When most golfers look at the Open from over the pond they think that the game is much more difficult on these courses. Having been over for a couple of tours I can see how it can look this way. But the reality is that the golf courses in the USA are much harder to play. On the links, the biggest hazards are the notorious pot bunkers. They look nasty on the TV, but are playable and avoidable. They are not that big and can be played out of sideways if need be. Water and out of bounds—and trees—are much more difficult to deal with than these little bunkers. Also, water and OB give you a penalty, where with a bunker you can still save yourself.
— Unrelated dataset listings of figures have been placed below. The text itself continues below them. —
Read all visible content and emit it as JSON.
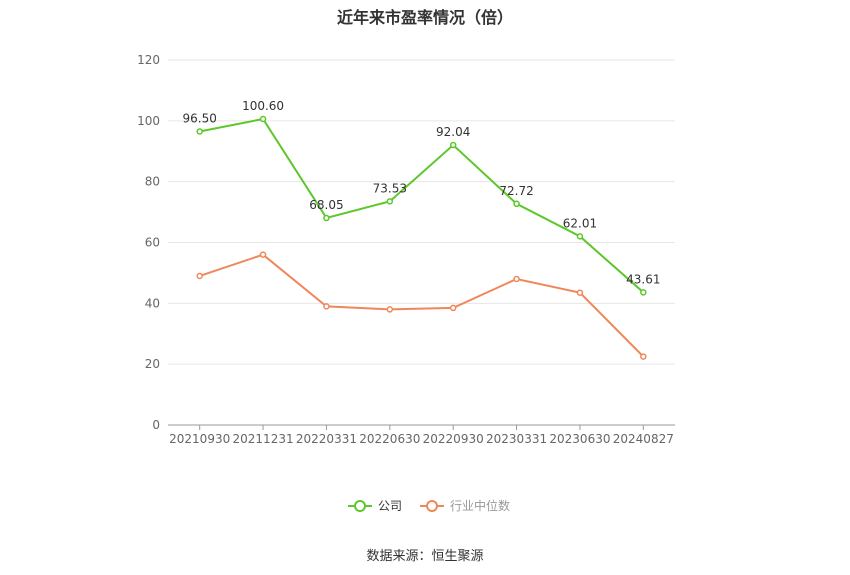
{
  "chart_data": {
    "type": "line",
    "title": "近年来市盈率情况（倍）",
    "categories": [
      "20210930",
      "20211231",
      "20220331",
      "20220630",
      "20220930",
      "20230331",
      "20230630",
      "20240827"
    ],
    "series": [
      {
        "name": "公司",
        "values": [
          96.5,
          100.6,
          68.05,
          73.53,
          92.04,
          72.72,
          62.01,
          43.61
        ],
        "labels": [
          "96.50",
          "100.60",
          "68.05",
          "73.53",
          "92.04",
          "72.72",
          "62.01",
          "43.61"
        ],
        "color": "#5cc72a"
      },
      {
        "name": "行业中位数",
        "values": [
          49,
          56,
          39,
          38,
          38.5,
          48,
          43.5,
          22.5
        ],
        "color": "#f0875a"
      }
    ],
    "ylim": [
      0,
      120
    ],
    "yticks": [
      0,
      20,
      40,
      60,
      80,
      100,
      120
    ],
    "grid": true,
    "legend": "bottom-center",
    "source": "数据来源：恒生聚源"
  }
}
The long rough you see during the Open is not grown like that for regular play. On the links you are rarely forced to carry anything. There are way more options to play the holes and running the ball is often times the easiest play. So, if you can survive the courses in America, you surely can play on the links. Get over there and have a pint for Coach.
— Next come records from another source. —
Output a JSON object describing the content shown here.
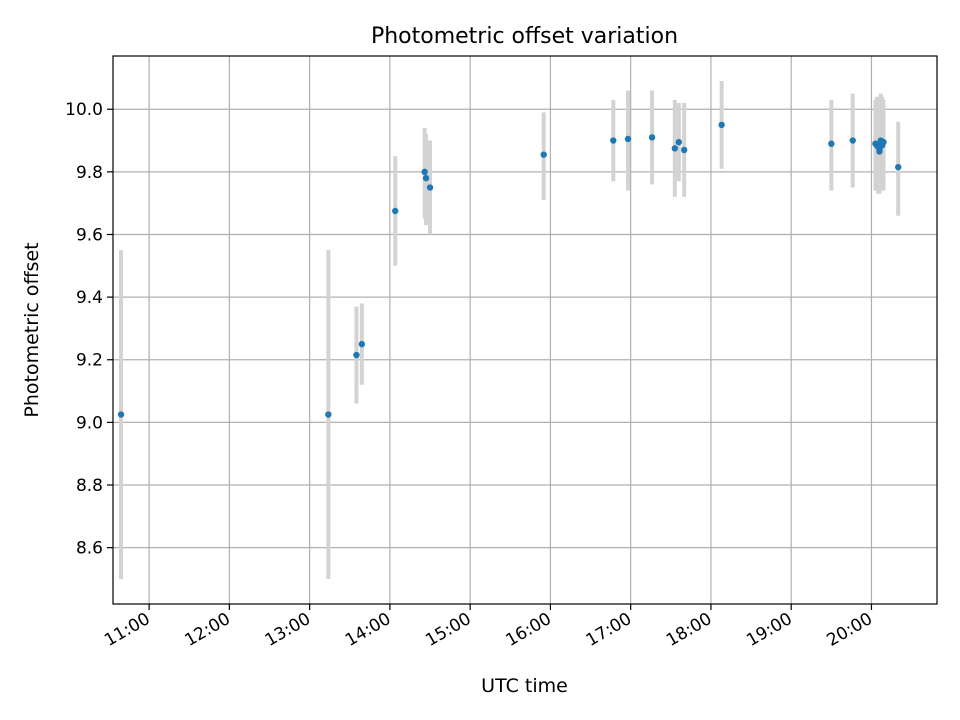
{
  "chart_data": {
    "type": "scatter",
    "title": "Photometric offset variation",
    "xlabel": "UTC time",
    "ylabel": "Photometric offset",
    "xlim": [
      "10:33",
      "20:49"
    ],
    "ylim": [
      8.42,
      10.17
    ],
    "x_ticks": [
      "11:00",
      "12:00",
      "13:00",
      "14:00",
      "15:00",
      "16:00",
      "17:00",
      "18:00",
      "19:00",
      "20:00"
    ],
    "y_ticks": [
      8.6,
      8.8,
      9.0,
      9.2,
      9.4,
      9.6,
      9.8,
      10.0
    ],
    "grid": true,
    "legend": "none",
    "colors": {
      "marker": "#1f77b4",
      "errorbar": "#d3d3d3",
      "grid": "#b0b0b0"
    },
    "points": [
      {
        "x": "10:39",
        "y": 9.025,
        "yerr_low": 8.5,
        "yerr_high": 9.55
      },
      {
        "x": "13:14",
        "y": 9.025,
        "yerr_low": 8.5,
        "yerr_high": 9.55
      },
      {
        "x": "13:35",
        "y": 9.215,
        "yerr_low": 9.06,
        "yerr_high": 9.37
      },
      {
        "x": "13:39",
        "y": 9.25,
        "yerr_low": 9.12,
        "yerr_high": 9.38
      },
      {
        "x": "14:04",
        "y": 9.675,
        "yerr_low": 9.5,
        "yerr_high": 9.85
      },
      {
        "x": "14:26",
        "y": 9.8,
        "yerr_low": 9.65,
        "yerr_high": 9.94
      },
      {
        "x": "14:27",
        "y": 9.78,
        "yerr_low": 9.63,
        "yerr_high": 9.92
      },
      {
        "x": "14:30",
        "y": 9.75,
        "yerr_low": 9.6,
        "yerr_high": 9.9
      },
      {
        "x": "15:55",
        "y": 9.855,
        "yerr_low": 9.71,
        "yerr_high": 9.99
      },
      {
        "x": "16:47",
        "y": 9.9,
        "yerr_low": 9.77,
        "yerr_high": 10.03
      },
      {
        "x": "16:58",
        "y": 9.905,
        "yerr_low": 9.74,
        "yerr_high": 10.06
      },
      {
        "x": "17:16",
        "y": 9.91,
        "yerr_low": 9.76,
        "yerr_high": 10.06
      },
      {
        "x": "17:33",
        "y": 9.875,
        "yerr_low": 9.72,
        "yerr_high": 10.03
      },
      {
        "x": "17:36",
        "y": 9.895,
        "yerr_low": 9.77,
        "yerr_high": 10.02
      },
      {
        "x": "17:40",
        "y": 9.87,
        "yerr_low": 9.72,
        "yerr_high": 10.02
      },
      {
        "x": "18:08",
        "y": 9.95,
        "yerr_low": 9.81,
        "yerr_high": 10.09
      },
      {
        "x": "19:30",
        "y": 9.89,
        "yerr_low": 9.74,
        "yerr_high": 10.03
      },
      {
        "x": "19:46",
        "y": 9.9,
        "yerr_low": 9.75,
        "yerr_high": 10.05
      },
      {
        "x": "20:03",
        "y": 9.89,
        "yerr_low": 9.74,
        "yerr_high": 10.03
      },
      {
        "x": "20:04",
        "y": 9.885,
        "yerr_low": 9.74,
        "yerr_high": 10.04
      },
      {
        "x": "20:05",
        "y": 9.88,
        "yerr_low": 9.73,
        "yerr_high": 10.03
      },
      {
        "x": "20:06",
        "y": 9.865,
        "yerr_low": 9.73,
        "yerr_high": 10.03
      },
      {
        "x": "20:06",
        "y": 9.875,
        "yerr_low": 9.74,
        "yerr_high": 10.04
      },
      {
        "x": "20:07",
        "y": 9.89,
        "yerr_low": 9.74,
        "yerr_high": 10.05
      },
      {
        "x": "20:07",
        "y": 9.9,
        "yerr_low": 9.75,
        "yerr_high": 10.03
      },
      {
        "x": "20:08",
        "y": 9.885,
        "yerr_low": 9.75,
        "yerr_high": 10.04
      },
      {
        "x": "20:09",
        "y": 9.895,
        "yerr_low": 9.74,
        "yerr_high": 10.03
      },
      {
        "x": "20:20",
        "y": 9.815,
        "yerr_low": 9.66,
        "yerr_high": 9.96
      }
    ]
  }
}
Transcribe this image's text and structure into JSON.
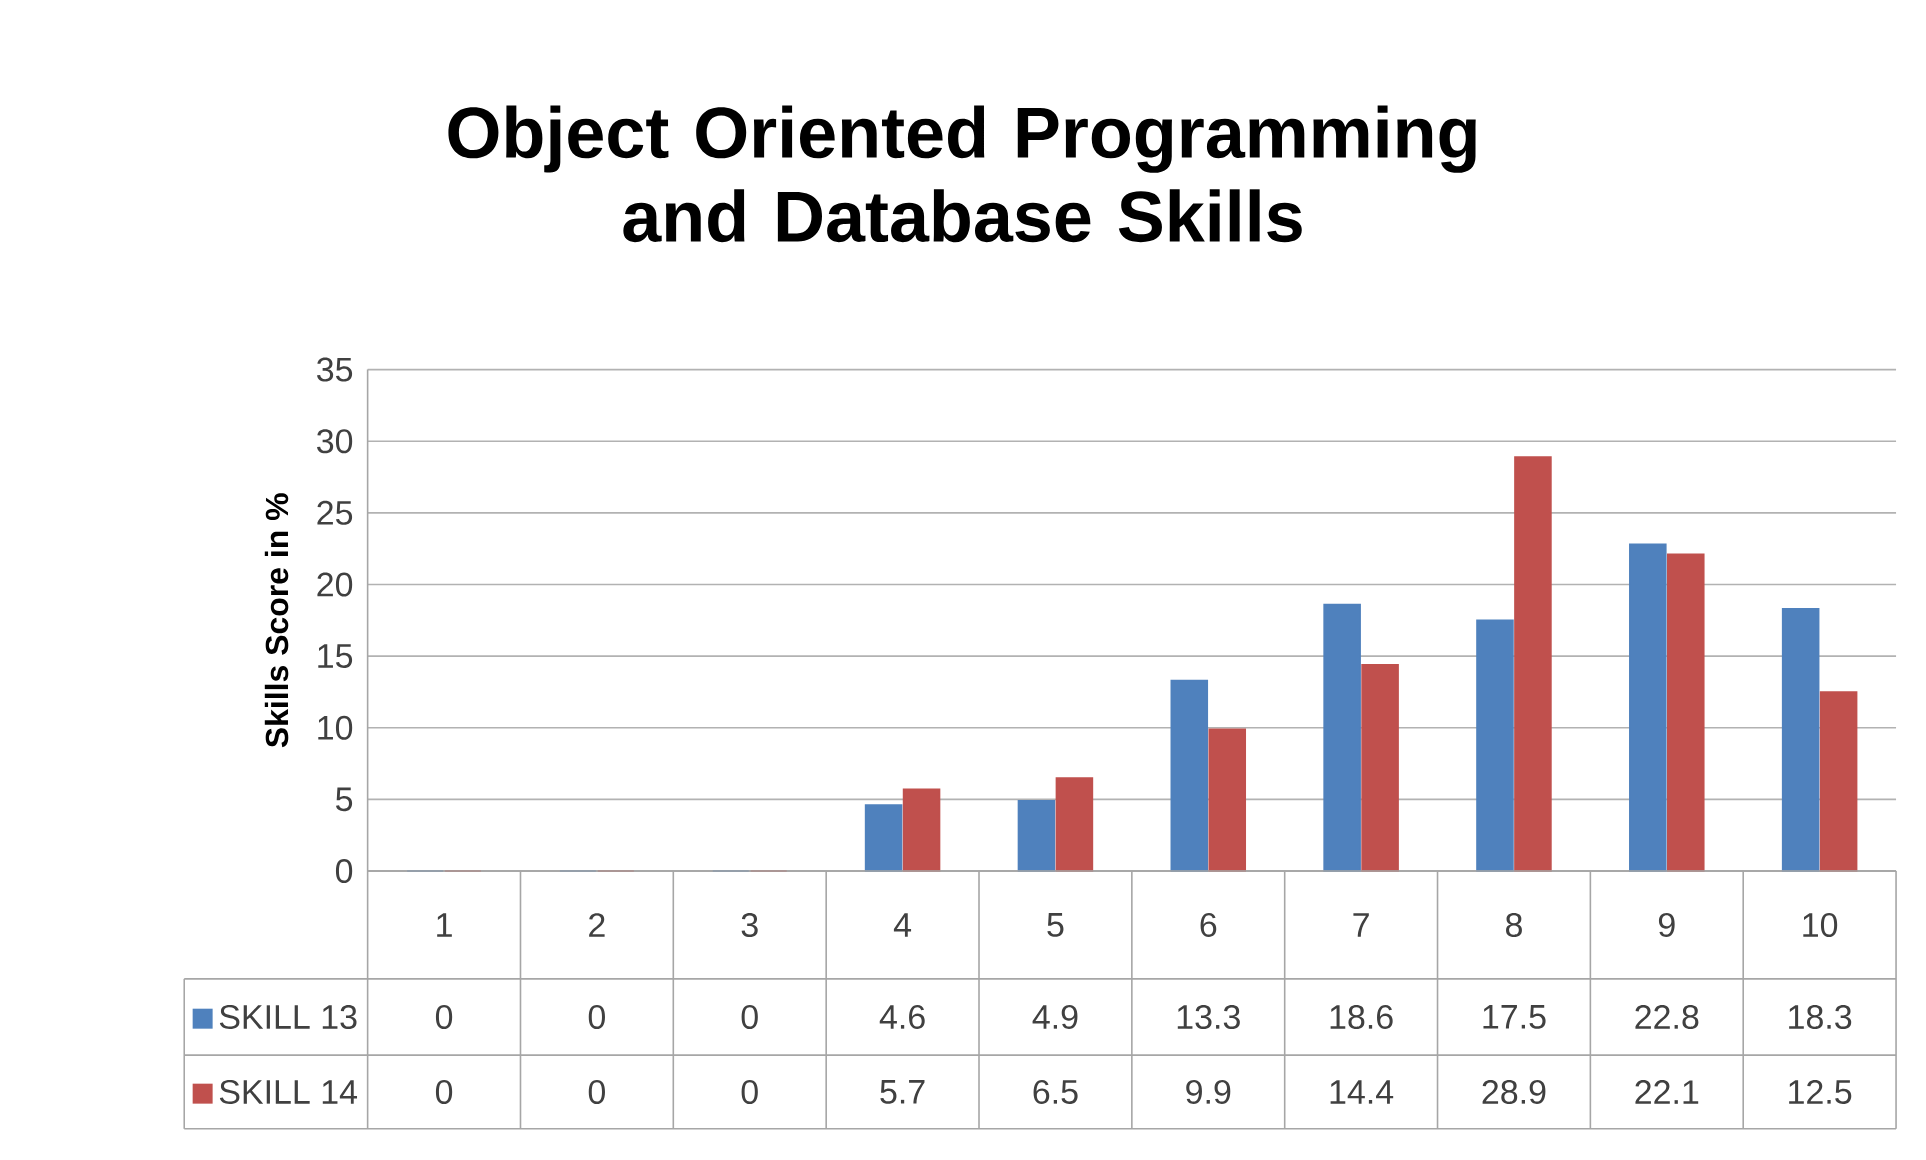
{
  "chart_data": {
    "type": "bar",
    "title": "Object Oriented Programming and Database Skills",
    "ylabel": "Skills Score in %",
    "categories": [
      "1",
      "2",
      "3",
      "4",
      "5",
      "6",
      "7",
      "8",
      "9",
      "10"
    ],
    "series": [
      {
        "name": "SKILL 13",
        "color": "#4f81bd",
        "values": [
          0,
          0,
          0,
          4.6,
          4.9,
          13.3,
          18.6,
          17.5,
          22.8,
          18.3
        ]
      },
      {
        "name": "SKILL 14",
        "color": "#c0504d",
        "values": [
          0,
          0,
          0,
          5.7,
          6.5,
          9.9,
          14.4,
          28.9,
          22.1,
          12.5
        ]
      }
    ],
    "ylim": [
      0,
      35
    ],
    "yticks": [
      0,
      5,
      10,
      15,
      20,
      25,
      30,
      35
    ],
    "grid": "y",
    "legend": "bottom",
    "data_labels": true
  }
}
For all of those that say they American players are falling in behind the best in the rest of the world, I say forget about it. Our kids may not be able to do Algebra or manufacture TVs, but our golfers can bring it. The young American guys are coming along nicely and there are tons of them on the brink. Rickie Fowler, Nick Watney, Dustin Johnson, Bubba Watson, Webb Simpson—etc, are all strong and very young.
What Watney did on Saturday afternoon is hard to imagine. He carded a 27 on the back side of a great course. Twenty seven? Jack Nicklaus once said that a perfect round of golf would be a 50. Meaning that you would eagle the four par fives on a regulation par 72 and birdie all of the 3′s and 4′s. Twenty seven? Come on Nick– almost perfect.